Perhaps the most important feature is the roof-based lidar system from Luminar. It is smaller and more compact than the lidar on previous Toyota self-driving prototypes, but it sees up to 650 feet (200 meters) away from the car in all directions. At 70 mph during highway driving, that gives the car more than six seconds to react to road conditions at that distance. Sensors embedded in the fenders and bumpers integrate seamlessly into the vehicle as small round areas. The self-driving car looks almost like a normal vehicle because the roof-based sensors and lidar are smaller and less clunky.
In terms of upgrades, the system does better than some competitors. Velodyne, another lidar company, has a system that sees only 394 feet (120 meters) surrounding the vehicle. Toyota’s system has nearly twice the range. Four high-resolution sensor heads allow the self-driving car to make up for any difficult-to-see objects that the lidar might have trouble with, including smaller objects on the road, children and weather. Everything looks aerodynamic. Toyota simply has to start testing its systems to see how this high-tech car performs.

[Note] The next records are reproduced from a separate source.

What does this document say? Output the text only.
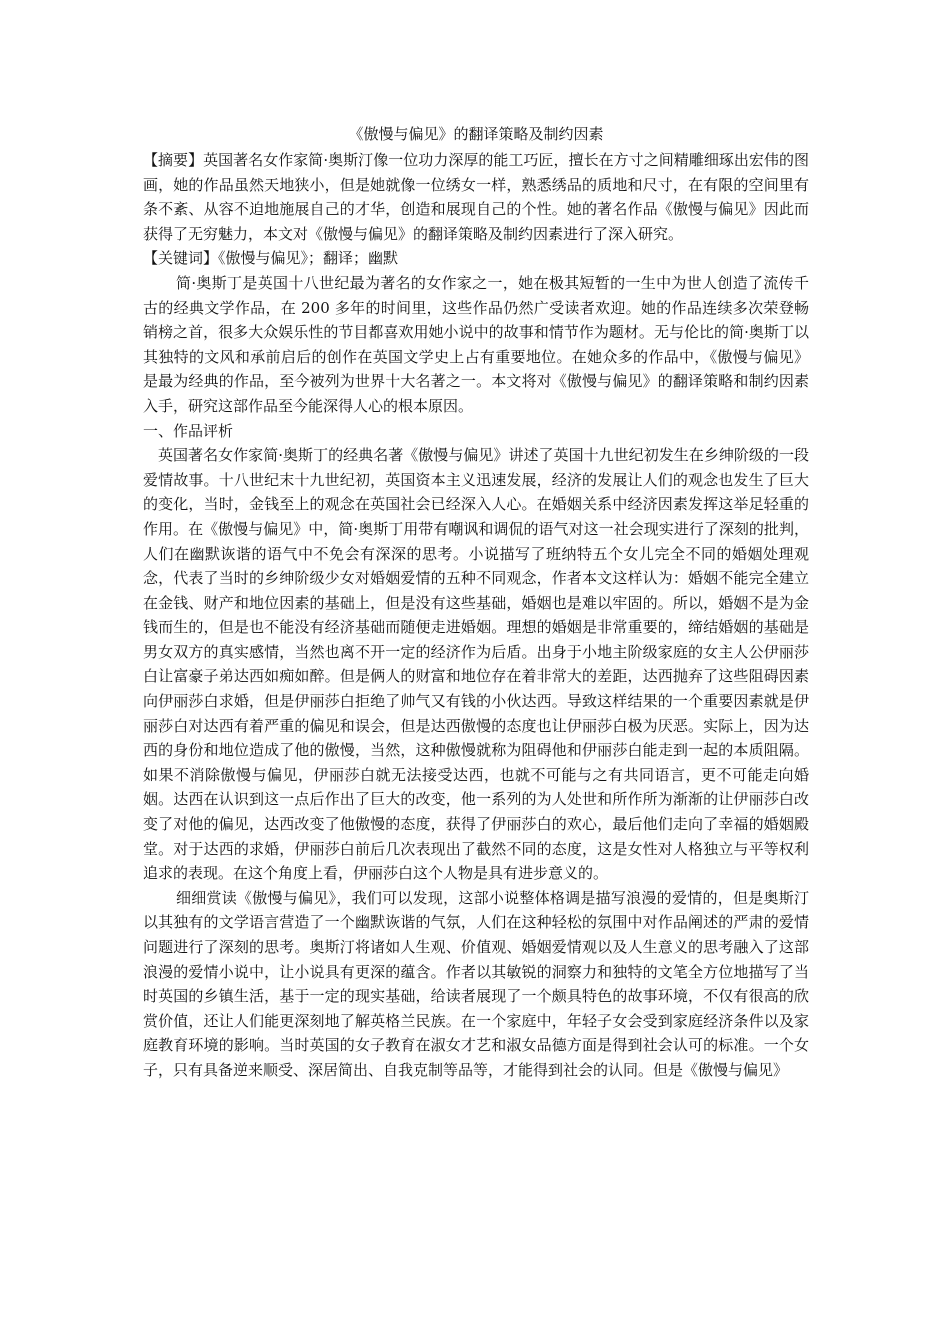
《傲慢与偏见》的翻译策略及制约因素

【摘要】英国著名女作家简·奥斯汀像一位功力深厚的能工巧匠，擅长在方寸之间精雕细琢出宏伟的图画，她的作品虽然天地狭小，但是她就像一位绣女一样，熟悉绣品的质地和尺寸，在有限的空间里有条不紊、从容不迫地施展自己的才华，创造和展现自己的个性。她的著名作品《傲慢与偏见》因此而获得了无穷魅力，本文对《傲慢与偏见》的翻译策略及制约因素进行了深入研究。

【关键词】《傲慢与偏见》；翻译；幽默

简·奥斯丁是英国十八世纪最为著名的女作家之一，她在极其短暂的一生中为世人创造了流传千古的经典文学作品，在 200 多年的时间里，这些作品仍然广受读者欢迎。她的作品连续多次荣登畅销榜之首，很多大众娱乐性的节目都喜欢用她小说中的故事和情节作为题材。无与伦比的简·奥斯丁以其独特的文风和承前启后的创作在英国文学史上占有重要地位。在她众多的作品中，《傲慢与偏见》是最为经典的作品，至今被列为世界十大名著之一。本文将对《傲慢与偏见》的翻译策略和制约因素入手，研究这部作品至今能深得人心的根本原因。

一、作品评析

英国著名女作家简·奥斯丁的经典名著《傲慢与偏见》讲述了英国十九世纪初发生在乡绅阶级的一段爱情故事。十八世纪末十九世纪初，英国资本主义迅速发展，经济的发展让人们的观念也发生了巨大的变化，当时，金钱至上的观念在英国社会已经深入人心。在婚姻关系中经济因素发挥这举足轻重的作用。在《傲慢与偏见》中，简·奥斯丁用带有嘲讽和调侃的语气对这一社会现实进行了深刻的批判，人们在幽默诙谐的语气中不免会有深深的思考。小说描写了班纳特五个女儿完全不同的婚姻处理观念，代表了当时的乡绅阶级少女对婚姻爱情的五种不同观念，作者本文这样认为：婚姻不能完全建立在金钱、财产和地位因素的基础上，但是没有这些基础，婚姻也是难以牢固的。所以，婚姻不是为金钱而生的，但是也不能没有经济基础而随便走进婚姻。理想的婚姻是非常重要的，缔结婚姻的基础是男女双方的真实感情，当然也离不开一定的经济作为后盾。出身于小地主阶级家庭的女主人公伊丽莎白让富豪子弟达西如痴如醉。但是俩人的财富和地位存在着非常大的差距，达西抛弃了这些阻碍因素向伊丽莎白求婚，但是伊丽莎白拒绝了帅气又有钱的小伙达西。导致这样结果的一个重要因素就是伊丽莎白对达西有着严重的偏见和误会，但是达西傲慢的态度也让伊丽莎白极为厌恶。实际上，因为达西的身份和地位造成了他的傲慢，当然，这种傲慢就称为阻碍他和伊丽莎白能走到一起的本质阻隔。如果不消除傲慢与偏见，伊丽莎白就无法接受达西，也就不可能与之有共同语言，更不可能走向婚姻。达西在认识到这一点后作出了巨大的改变，他一系列的为人处世和所作所为渐渐的让伊丽莎白改变了对他的偏见，达西改变了他傲慢的态度，获得了伊丽莎白的欢心，最后他们走向了幸福的婚姻殿堂。对于达西的求婚，伊丽莎白前后几次表现出了截然不同的态度，这是女性对人格独立与平等权利追求的表现。在这个角度上看，伊丽莎白这个人物是具有进步意义的。

细细赏读《傲慢与偏见》，我们可以发现，这部小说整体格调是描写浪漫的爱情的，但是奥斯汀以其独有的文学语言营造了一个幽默诙谐的气氛，人们在这种轻松的氛围中对作品阐述的严肃的爱情问题进行了深刻的思考。奥斯汀将诸如人生观、价值观、婚姻爱情观以及人生意义的思考融入了这部浪漫的爱情小说中，让小说具有更深的蕴含。作者以其敏锐的洞察力和独特的文笔全方位地描写了当时英国的乡镇生活，基于一定的现实基础，给读者展现了一个颇具特色的故事环境，不仅有很高的欣赏价值，还让人们能更深刻地了解英格兰民族。在一个家庭中，年轻子女会受到家庭经济条件以及家庭教育环境的影响。当时英国的女子教育在淑女才艺和淑女品德方面是得到社会认可的标准。一个女子，只有具备逆来顺受、深居简出、自我克制等品等，才能得到社会的认同。但是《傲慢与偏见》
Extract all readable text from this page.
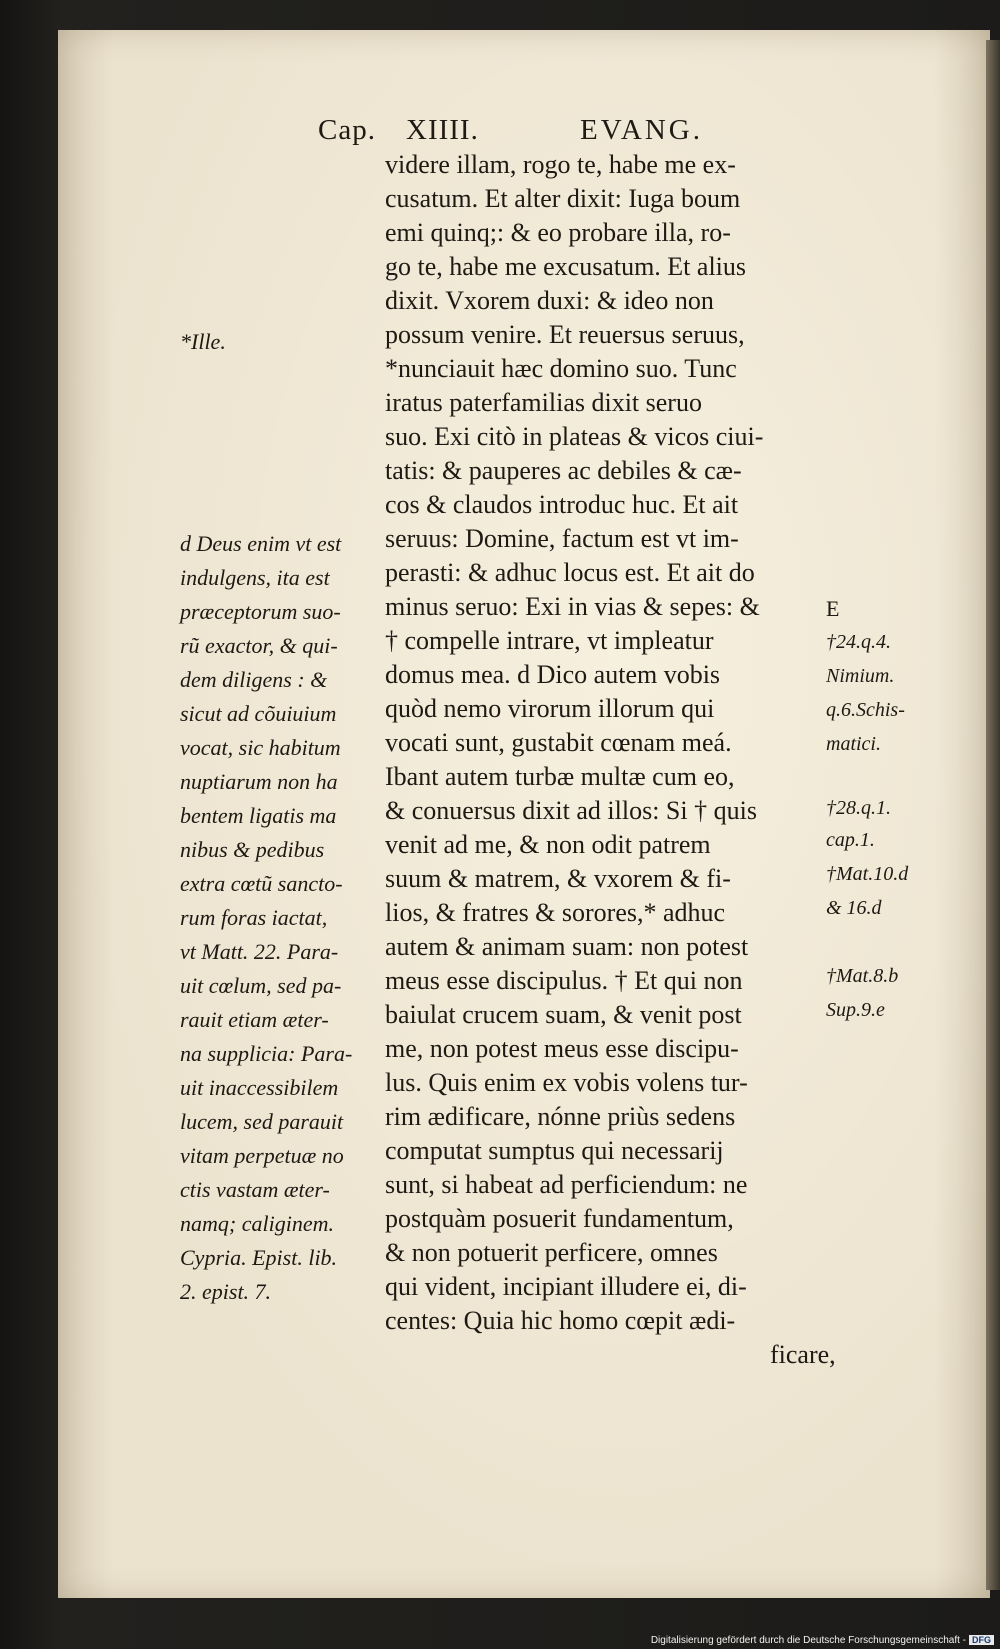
Cap. XIIII.	EVANG.
videre illam, rogo te, habe me ex-
cusatum. Et alter dixit: Iuga boum
emi quinq;: & eo probare illa, ro-
go te, habe me excusatum. Et alius
dixit. Vxorem duxi: & ideo non
possum venire. Et reuersus seruus,
*nunciauit hæc domino suo. Tunc
iratus paterfamilias dixit seruo
suo. Exi citò in plateas & vicos ciui-
tatis: & pauperes ac debiles & cæ-
cos & claudos introduc huc. Et ait
seruus: Domine, factum est vt im-
perasti: & adhuc locus est. Et ait do
minus seruo: Exi in vias & sepes: &
† compelle intrare, vt impleatur
domus mea. d Dico autem vobis
quòd nemo virorum illorum qui
vocati sunt, gustabit cœnam meá.
Ibant autem turbæ multæ cum eo,
& conuersus dixit ad illos: Si † quis
venit ad me, & non odit patrem
suum & matrem, & vxorem & fi-
lios, & fratres & sorores,* adhuc
autem & animam suam: non potest
meus esse discipulus. † Et qui non
baiulat crucem suam, & venit post
me, non potest meus esse discipu-
lus. Quis enim ex vobis volens tur-
rim ædificare, nónne priùs sedens
computat sumptus qui necessarij
sunt, si habeat ad perficiendum: ne
postquàm posuerit fundamentum,
& non potuerit perficere, omnes
qui vident, incipiant illudere ei, di-
centes: Quia hic homo cœpit ædi-
ficare,
*Ille.
d Deus enim vt est
indulgens, ita est
præceptorum suo-
rũ exactor, & qui-
dem diligens : &
sicut ad cõuiuium
vocat, sic habitum
nuptiarum non ha
bentem ligatis ma
nibus & pedibus
extra cœtũ sancto-
rum foras iactat,
vt Matt. 22. Para-
uit cœlum, sed pa-
rauit etiam æter-
na supplicia: Para-
uit inaccessibilem
lucem, sed parauit
vitam perpetuæ no
ctis vastam æter-
namq; caliginem.
Cypria. Epist. lib.
2. epist. 7.
E
†24.q.4.
Nimium.
q.6.Schis-
matici.
†28.q.1.
cap.1.
†Mat.10.d
& 16.d
†Mat.8.b
Sup.9.e
Digitalisierung gefördert durch die Deutsche Forschungsgemeinschaft - DFG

Toyota even plans to go into production of these models sometime later in 2018, but the volume should remain low because demand is not yet there for an untested vehicle and the production costs are still high. Luminar, Calty Design Research and the North American arm of Toyota’s research and development center contributed to the overall design of the vehicle. The self-driving car is the result of one of Toyota’s biggest collaborations to date.